The minor aims to help students understand urban development, analyze ways to address urban problems, enhance their skills for working and living in urban America, and equip them to participate in shaping the future of their communities. A single course or discipline is not sufficient for these tasks, but a minor like this can provide an integrated focus by drawing on courses from multiple departments, primarily in the social sciences and humanities, along with an internship in an urban setting.

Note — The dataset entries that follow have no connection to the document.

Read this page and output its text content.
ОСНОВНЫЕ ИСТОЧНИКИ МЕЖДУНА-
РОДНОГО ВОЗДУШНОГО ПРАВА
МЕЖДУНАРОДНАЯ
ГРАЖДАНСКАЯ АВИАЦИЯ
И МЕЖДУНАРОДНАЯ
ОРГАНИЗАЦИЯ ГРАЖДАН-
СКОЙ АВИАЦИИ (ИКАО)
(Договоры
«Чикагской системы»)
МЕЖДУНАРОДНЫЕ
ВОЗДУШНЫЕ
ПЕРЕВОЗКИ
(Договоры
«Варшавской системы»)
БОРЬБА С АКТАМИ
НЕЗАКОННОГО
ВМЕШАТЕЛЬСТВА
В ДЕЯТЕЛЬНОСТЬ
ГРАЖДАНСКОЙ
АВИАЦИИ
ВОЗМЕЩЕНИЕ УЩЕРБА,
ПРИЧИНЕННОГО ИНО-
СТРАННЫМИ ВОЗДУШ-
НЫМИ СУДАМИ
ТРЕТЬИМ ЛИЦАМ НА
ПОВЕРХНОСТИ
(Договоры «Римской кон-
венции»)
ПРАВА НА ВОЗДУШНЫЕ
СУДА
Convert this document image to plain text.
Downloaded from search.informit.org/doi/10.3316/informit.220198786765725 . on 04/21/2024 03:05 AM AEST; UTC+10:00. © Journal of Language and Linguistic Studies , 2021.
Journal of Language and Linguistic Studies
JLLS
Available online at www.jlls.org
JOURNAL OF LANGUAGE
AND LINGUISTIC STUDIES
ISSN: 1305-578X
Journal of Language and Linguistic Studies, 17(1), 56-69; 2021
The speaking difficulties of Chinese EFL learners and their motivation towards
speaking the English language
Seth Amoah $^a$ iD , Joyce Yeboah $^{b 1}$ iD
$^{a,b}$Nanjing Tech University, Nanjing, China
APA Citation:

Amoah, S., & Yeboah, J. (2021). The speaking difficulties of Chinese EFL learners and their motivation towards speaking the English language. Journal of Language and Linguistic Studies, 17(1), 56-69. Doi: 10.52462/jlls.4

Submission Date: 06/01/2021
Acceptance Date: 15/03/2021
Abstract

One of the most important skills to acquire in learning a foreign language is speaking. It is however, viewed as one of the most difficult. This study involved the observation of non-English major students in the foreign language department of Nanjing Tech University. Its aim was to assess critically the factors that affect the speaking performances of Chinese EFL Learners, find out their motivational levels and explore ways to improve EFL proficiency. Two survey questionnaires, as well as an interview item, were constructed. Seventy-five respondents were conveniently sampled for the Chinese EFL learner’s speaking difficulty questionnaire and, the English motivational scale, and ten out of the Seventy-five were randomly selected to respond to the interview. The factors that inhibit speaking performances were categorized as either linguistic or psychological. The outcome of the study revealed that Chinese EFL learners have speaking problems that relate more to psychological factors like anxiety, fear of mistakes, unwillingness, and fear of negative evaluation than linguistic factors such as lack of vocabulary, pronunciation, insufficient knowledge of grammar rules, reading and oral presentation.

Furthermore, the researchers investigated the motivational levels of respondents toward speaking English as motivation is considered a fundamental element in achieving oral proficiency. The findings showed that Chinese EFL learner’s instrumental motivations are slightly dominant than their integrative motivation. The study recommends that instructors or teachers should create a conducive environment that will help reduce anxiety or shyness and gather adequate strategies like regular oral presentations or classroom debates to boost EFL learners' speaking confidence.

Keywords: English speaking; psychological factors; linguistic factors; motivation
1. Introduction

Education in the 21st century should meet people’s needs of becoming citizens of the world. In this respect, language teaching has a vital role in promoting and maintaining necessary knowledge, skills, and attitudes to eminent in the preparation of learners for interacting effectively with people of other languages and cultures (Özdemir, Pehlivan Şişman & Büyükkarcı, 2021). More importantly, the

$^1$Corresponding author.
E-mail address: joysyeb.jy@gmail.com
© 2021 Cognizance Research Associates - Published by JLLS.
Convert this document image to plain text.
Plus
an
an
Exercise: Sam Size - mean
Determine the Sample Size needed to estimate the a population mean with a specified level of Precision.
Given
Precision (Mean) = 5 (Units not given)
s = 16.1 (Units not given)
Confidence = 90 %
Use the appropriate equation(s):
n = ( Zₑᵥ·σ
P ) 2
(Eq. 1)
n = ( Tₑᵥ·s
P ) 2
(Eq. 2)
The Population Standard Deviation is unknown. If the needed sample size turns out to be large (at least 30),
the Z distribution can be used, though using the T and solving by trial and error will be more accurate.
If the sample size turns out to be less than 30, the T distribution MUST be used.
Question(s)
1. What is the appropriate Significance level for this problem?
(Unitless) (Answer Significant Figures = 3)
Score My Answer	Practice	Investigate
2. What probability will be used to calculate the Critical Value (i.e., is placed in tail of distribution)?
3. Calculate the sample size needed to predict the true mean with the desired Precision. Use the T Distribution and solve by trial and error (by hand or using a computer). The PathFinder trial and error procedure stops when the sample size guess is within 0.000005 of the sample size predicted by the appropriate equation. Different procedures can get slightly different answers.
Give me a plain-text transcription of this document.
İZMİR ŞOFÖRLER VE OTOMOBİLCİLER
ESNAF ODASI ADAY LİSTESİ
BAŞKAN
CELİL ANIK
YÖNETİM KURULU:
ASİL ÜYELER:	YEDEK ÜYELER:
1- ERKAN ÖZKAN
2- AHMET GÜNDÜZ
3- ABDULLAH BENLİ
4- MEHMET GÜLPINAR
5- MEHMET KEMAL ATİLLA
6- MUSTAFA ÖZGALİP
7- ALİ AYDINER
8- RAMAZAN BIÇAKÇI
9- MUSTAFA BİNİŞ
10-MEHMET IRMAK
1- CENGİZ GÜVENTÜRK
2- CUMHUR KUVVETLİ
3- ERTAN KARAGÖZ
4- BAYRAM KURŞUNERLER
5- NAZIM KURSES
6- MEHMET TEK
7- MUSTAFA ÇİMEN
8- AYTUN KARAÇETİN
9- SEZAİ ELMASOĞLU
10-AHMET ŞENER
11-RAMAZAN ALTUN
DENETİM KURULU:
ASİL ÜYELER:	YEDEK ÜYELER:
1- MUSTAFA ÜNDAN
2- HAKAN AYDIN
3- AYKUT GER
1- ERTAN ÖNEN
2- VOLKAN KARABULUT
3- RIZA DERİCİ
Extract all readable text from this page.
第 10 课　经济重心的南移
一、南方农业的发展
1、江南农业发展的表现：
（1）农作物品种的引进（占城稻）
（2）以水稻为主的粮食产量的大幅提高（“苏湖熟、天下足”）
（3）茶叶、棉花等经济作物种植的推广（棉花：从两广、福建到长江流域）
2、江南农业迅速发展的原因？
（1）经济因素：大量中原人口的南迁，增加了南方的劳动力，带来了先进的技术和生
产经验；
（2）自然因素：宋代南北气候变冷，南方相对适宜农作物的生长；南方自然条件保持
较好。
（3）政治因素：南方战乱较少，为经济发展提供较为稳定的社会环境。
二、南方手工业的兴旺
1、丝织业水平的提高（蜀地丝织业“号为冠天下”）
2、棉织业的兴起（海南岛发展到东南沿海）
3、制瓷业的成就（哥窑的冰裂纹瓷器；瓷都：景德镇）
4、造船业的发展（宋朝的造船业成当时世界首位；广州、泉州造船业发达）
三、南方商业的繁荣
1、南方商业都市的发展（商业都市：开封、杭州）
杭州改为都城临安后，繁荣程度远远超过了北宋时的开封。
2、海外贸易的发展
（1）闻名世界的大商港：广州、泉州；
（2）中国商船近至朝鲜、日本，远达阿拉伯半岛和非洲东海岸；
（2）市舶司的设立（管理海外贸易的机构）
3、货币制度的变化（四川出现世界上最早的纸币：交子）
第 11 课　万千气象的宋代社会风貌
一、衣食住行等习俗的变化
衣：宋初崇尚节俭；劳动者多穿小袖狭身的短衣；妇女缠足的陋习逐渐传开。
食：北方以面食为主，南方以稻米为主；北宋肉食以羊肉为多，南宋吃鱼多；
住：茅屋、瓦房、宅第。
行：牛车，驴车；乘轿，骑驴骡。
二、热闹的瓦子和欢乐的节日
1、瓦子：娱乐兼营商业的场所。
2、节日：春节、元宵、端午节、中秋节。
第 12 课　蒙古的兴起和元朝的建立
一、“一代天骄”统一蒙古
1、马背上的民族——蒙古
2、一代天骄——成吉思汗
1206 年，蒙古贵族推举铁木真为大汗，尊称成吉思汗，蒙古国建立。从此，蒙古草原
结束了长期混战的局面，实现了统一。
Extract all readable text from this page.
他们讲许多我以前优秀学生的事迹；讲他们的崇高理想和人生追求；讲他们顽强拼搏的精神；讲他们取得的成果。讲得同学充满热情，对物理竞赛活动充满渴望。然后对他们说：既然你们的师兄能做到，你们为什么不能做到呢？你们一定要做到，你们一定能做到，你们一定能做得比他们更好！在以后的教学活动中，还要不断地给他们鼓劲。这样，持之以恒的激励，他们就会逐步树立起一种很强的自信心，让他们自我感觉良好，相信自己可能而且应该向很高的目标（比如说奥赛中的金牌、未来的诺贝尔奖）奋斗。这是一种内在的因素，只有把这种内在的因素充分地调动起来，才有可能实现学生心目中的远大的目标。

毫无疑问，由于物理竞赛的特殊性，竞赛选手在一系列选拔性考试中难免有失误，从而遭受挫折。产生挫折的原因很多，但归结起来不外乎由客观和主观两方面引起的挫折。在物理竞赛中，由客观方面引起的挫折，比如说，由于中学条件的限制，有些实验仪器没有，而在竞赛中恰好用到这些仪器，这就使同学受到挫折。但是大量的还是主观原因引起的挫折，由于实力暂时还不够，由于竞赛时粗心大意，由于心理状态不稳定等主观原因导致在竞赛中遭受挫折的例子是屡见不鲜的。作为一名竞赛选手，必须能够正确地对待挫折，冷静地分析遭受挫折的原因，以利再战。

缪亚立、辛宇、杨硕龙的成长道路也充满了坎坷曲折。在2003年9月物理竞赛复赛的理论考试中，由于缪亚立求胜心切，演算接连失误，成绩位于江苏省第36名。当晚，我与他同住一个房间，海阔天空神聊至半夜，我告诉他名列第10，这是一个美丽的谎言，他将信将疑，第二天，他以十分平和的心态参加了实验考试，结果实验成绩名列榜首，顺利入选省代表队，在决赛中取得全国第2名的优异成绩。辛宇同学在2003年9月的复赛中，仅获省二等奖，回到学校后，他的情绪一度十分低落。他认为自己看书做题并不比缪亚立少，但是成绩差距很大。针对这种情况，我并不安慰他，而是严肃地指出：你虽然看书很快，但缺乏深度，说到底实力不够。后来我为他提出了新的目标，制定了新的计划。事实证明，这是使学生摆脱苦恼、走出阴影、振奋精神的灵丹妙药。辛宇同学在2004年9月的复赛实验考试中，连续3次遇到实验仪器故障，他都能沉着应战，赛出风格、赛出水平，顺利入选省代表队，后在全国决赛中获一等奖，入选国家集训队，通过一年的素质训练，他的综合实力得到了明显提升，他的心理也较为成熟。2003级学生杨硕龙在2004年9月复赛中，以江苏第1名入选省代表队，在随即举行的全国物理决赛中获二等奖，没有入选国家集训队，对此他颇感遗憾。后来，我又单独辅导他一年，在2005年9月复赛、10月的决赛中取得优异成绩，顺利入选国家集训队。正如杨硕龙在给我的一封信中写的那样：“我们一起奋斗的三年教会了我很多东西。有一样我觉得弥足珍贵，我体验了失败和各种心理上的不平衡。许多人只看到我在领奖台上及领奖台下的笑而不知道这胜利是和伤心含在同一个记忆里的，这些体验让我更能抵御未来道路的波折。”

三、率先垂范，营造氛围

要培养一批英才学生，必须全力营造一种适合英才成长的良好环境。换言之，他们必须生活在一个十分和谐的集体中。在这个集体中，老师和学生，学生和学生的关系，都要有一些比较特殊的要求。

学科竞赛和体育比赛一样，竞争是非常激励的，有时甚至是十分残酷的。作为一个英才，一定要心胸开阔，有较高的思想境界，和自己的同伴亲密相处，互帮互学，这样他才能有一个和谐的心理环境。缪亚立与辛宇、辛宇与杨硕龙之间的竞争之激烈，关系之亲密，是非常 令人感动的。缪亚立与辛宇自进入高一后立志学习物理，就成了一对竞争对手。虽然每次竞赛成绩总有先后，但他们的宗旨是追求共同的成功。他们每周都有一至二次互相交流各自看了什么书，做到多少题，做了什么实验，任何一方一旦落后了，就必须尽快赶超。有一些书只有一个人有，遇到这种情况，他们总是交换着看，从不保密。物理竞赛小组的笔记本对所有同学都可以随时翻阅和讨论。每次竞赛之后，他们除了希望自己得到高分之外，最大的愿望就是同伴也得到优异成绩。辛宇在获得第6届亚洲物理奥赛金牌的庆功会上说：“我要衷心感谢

The following faculty comprise the Steering Committee.  All are available for advising.

  • Grigoris Argeros

    Grigoris Argeros (Sociology, Ph.D. Fordham) concentrates on race/ethnicity, immigration, and population dynamics. His articles and chapters have appeared in several outlets, including the Journal of Urban Affairs.
  • Ashley Johnson Bavery 
    Ashley Johnson Bavery (History, Ph.D. Northwestern) studies immigration and ethnicity. Her new book is Bootlegged Immigrants: Politics and Policy on America's Northern Border.
  • Barbara Patrick
    Barbara Patrick (Political Science, Ph.D. Mississippi State) has published multiple articles on public policy and government management.  In addition to courses in public  administration and American Government, she co-teaches the Political Science Department's Civil Rights Travel Course.
  • Heather Khan Welsh
    Heather Khan Welsh (Urban and Regional Planning, Ph.D. Florida State) developed and teaches the gateway class in the minor, The American City (URP 115). She combines her research and consulting with public service on the Ypsilanti Board of Zoning Appeals. 
  • Mary-Elizabeth Murphy
    Mary-Elizabeth Murphy (History, Ph.D. Maryland) specializes in African American history, U.S. women's history, and U.S. social and political history. She is the author of Jim Crow Capital: Women and Black Freedom Struggles in Washington, D.C., 1920-1945. 
  • Amanda Stype
    Amanda Stype (Economics, Ph.D. Michigan State) focuses on government finance, health economics, and aging.  Her research has appeared in several scholarly publications, including the National Tax Journal.